COMMUNIQUE DE PRESSE FNC SUR LES OIES

Fermeture «anticipée» pour les oies

Mardi 7 février 2017

 

Sur recours de la Ligue de Protection des oiseaux, le juge des référés du Conseil d’Etat a suspendu hier la décision de la ministre de l’Environnement accordant aux chasseurs le tir des oies grises jusqu’au 12 février, comme elle s’y était engagée auprès des parlementaires puis des représentants de la FNC.

Il est vrai qu’en faisant son étonnante annonce à l’Assemblée nationale, la ministre ouvrait ainsi la boîte aux contentieux…

Le juge a quant à lui estimé -ce qui semble très discutable- qu’il y avait une situation d’urgence, malgré les modestes prélèvements en cause, et les soi-disant troubles à l’ensemble de la faune qui pouvaient résulter de cette prolongation.

De qui se moque le Conseil d’Etat en prenant une telle position pour quelques centaines d’oies prélevées en février en France, alors que dans quelques semaines ce sont des dizaines de milliers d’oies qui seront massacrées par tous les moyens aux Pays-Bas ?
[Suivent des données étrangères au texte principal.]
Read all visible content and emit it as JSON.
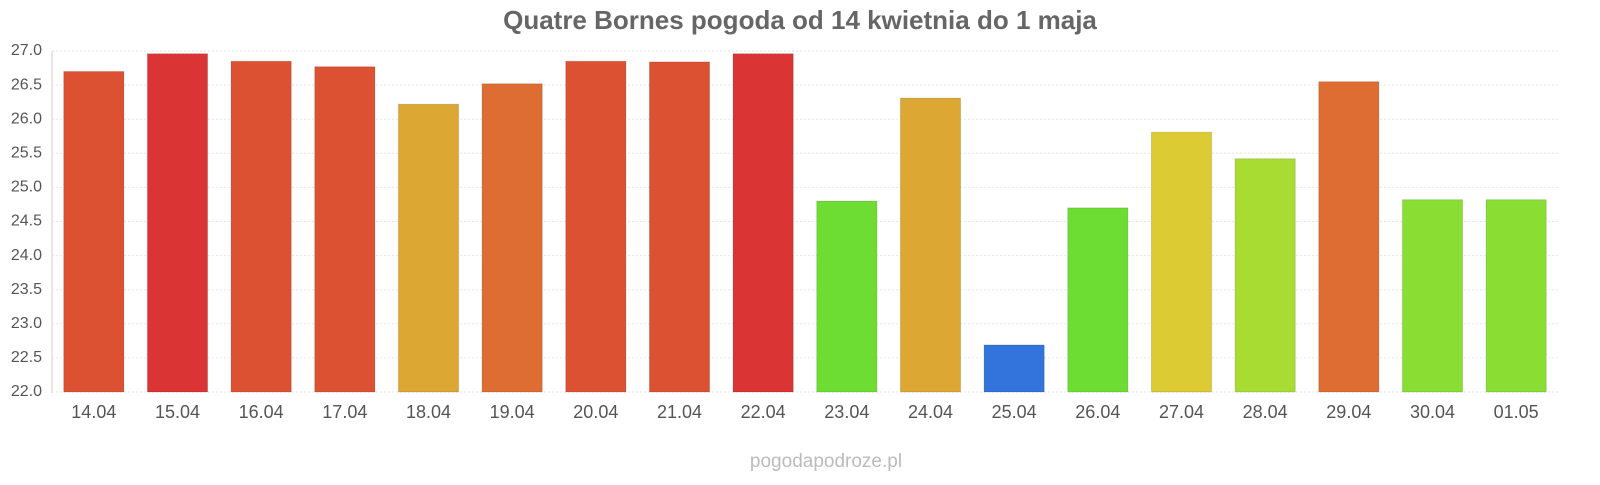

Avec une population d’oies cendrées en expansion partout et les destructions massives qu’elles subissent, en toutes saisons, plus au nord de l’Europe, le juge français aurait pu éviter de faire, une fois de plus, une application pointilliste -pour ne pas dire ridicule- du droit européen.

Cela donne une motivation supplémentaire aux chasseurs français de voir réviser la directive « oiseaux », source permanente de litiges depuis plus de 35 ans.

Ce point ne manquera pas de faire partie des demandes qu’adressera la FNC aux candidats à l’élection présidentielle d’avril prochain.

Les chasseurs d’oies, dont la FNC comprend et partage toute l’amertume, doivent donc raccrocher le fusil sous peine d’être rapidement verbalisés.